凌汐雪没有停。第二道剑意在剑尖还没完全收回之前已经凝成了。她往前迈了一大步,剑身斜掠而出,角度偏下,贴着地面飞向那道影子的脚踝位置。
那道影子没有完全避开,它被剑意扫到了边缘,像是被什么扯了一下,往后退了半步。凌汐雪的灵力感知到了那一瞬间的接触,微凉。
一道更沉、更缓的气息从她身后漫过来。虞霜宁的手没有抬,她的指尖只是极其轻微地动了一下。那道影子像是被什么东西扼住了,猛地顿住了身形,边缘的轮廓模糊了一下,像是水面上的倒影被风吹皱了一瞬。
它的速度在那一刻骤降,被什么东西压住了。凌汐雪捕捉到了那一瞬间的间隙,剑身一转,剑尖点向那道影子的腰部位置。
它的动作慢了半拍,没有完全避开,一道极细的灵力从它边缘被切了下来。那道被切下来的边缘落到地面上,只留下几片正在快速褪色的碎片,正在被空气溶解的灰烬。
那道影子没有再停留,像是被什么更沉重的东西逼退了。它往后退了数步,边缘翻动了一下,然后彻底消散在洞口的阴影里。没有留下任何痕迹,像是从来不曾出现过。
凌汐雪站在原地,维持着剑尖朝前的姿势,呼吸比平时深了一些,但很快就恢复了均匀。她没有追上去。
虞霜宁已经从她身侧走了过去,步伐不快,走到那团影子刚才消散的位置。洞口边缘的月光照在她绿色的衣袍上,地面空无一物。
虞霜宁的袖口垂下来,一枚小东西被她托在指尖。凌汐雪走过去,看到她掌心里躺着一片极薄的碎片,像是某种玉质的边角料,边缘不规则,似乎是从更大的器物上崩落下来的,在一片普通的玉石碎片上刻着一道极浅的印记。
凌汐雪看着那道弧线,她见过这个印记。她在玄天宗的藏经阁里见过,在一本很久没有人翻过的旧册子封底上,那道弧线是上一任掌门在任期间使用的私印的一部分。

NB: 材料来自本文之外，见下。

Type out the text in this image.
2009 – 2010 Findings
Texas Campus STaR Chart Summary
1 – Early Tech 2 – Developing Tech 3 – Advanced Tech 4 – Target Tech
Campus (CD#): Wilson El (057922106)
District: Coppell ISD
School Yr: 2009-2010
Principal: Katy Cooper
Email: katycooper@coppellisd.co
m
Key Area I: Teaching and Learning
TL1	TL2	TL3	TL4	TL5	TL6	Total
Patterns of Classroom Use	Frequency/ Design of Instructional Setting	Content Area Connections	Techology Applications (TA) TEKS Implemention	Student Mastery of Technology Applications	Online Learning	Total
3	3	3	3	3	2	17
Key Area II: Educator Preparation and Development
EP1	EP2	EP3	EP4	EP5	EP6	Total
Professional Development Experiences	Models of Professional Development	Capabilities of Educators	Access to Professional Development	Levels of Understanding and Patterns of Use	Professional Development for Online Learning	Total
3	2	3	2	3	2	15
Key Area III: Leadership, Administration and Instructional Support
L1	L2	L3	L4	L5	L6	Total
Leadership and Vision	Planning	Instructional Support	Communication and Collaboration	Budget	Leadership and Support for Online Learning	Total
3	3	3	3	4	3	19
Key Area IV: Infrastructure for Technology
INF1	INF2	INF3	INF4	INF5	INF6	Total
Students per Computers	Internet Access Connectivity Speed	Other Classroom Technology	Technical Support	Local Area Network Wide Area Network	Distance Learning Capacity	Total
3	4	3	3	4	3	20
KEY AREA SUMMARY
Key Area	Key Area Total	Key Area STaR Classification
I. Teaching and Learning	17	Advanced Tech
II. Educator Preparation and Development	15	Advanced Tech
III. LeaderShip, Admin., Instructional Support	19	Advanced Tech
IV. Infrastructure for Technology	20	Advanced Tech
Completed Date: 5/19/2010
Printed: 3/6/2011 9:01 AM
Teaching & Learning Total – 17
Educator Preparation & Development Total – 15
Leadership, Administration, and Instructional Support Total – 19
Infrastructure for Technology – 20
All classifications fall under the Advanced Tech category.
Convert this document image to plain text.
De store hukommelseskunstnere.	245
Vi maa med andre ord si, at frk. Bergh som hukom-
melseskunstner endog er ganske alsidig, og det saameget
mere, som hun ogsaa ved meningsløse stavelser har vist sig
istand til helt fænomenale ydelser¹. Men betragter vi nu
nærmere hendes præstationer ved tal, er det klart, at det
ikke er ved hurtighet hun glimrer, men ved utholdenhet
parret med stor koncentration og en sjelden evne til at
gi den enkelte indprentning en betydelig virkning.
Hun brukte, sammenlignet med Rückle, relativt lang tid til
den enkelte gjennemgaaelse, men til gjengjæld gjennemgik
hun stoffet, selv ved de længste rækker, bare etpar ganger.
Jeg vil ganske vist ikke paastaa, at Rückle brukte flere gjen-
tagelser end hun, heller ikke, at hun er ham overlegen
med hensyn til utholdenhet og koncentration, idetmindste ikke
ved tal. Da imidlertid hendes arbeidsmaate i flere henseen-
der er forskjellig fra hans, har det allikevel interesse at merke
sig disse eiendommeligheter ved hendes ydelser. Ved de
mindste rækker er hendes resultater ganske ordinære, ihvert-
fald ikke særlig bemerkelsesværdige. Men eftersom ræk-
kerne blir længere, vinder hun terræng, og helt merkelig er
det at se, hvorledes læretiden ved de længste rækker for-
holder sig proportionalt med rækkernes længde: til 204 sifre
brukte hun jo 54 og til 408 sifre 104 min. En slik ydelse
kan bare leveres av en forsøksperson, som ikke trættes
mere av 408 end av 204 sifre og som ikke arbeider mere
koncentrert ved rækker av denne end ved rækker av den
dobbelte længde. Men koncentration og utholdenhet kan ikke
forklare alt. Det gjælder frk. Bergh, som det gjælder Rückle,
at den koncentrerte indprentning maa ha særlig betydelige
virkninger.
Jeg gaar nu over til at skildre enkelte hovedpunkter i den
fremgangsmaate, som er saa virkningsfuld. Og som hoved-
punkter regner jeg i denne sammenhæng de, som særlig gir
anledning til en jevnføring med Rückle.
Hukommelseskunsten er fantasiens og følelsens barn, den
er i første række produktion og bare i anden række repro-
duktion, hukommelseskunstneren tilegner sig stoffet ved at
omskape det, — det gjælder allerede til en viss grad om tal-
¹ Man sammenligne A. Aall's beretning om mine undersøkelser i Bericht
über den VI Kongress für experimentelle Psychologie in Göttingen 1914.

她的目光落在那道极浅的印记上时,动作微微顿住了。“这是上一任掌门的私印。他在任期间用过,后来换了新的。”她的声音有些犹豫,“但弟子记得那个印记是完整的,应该还有一个尾巴。”
虞霜宁没有说话,她微微偏了一下指尖,把那枚碎片翻了个面。碎片的背面没有刻痕,只有一道极浅的磨痕,形状像一道被截断的尾巴。
“是同一枚。”凌汐雪说,“但被人切断了。”
虞霜宁没有反驳,她低下头看着那枚碎片,目光在那里停了一会儿,像在看一枚已经被她遗忘了很久的旧物。片刻后她把它收进了袖中。“走吧,先回月棠部。”
凌汐雪没有追问,跟在她身后走出了洞穴。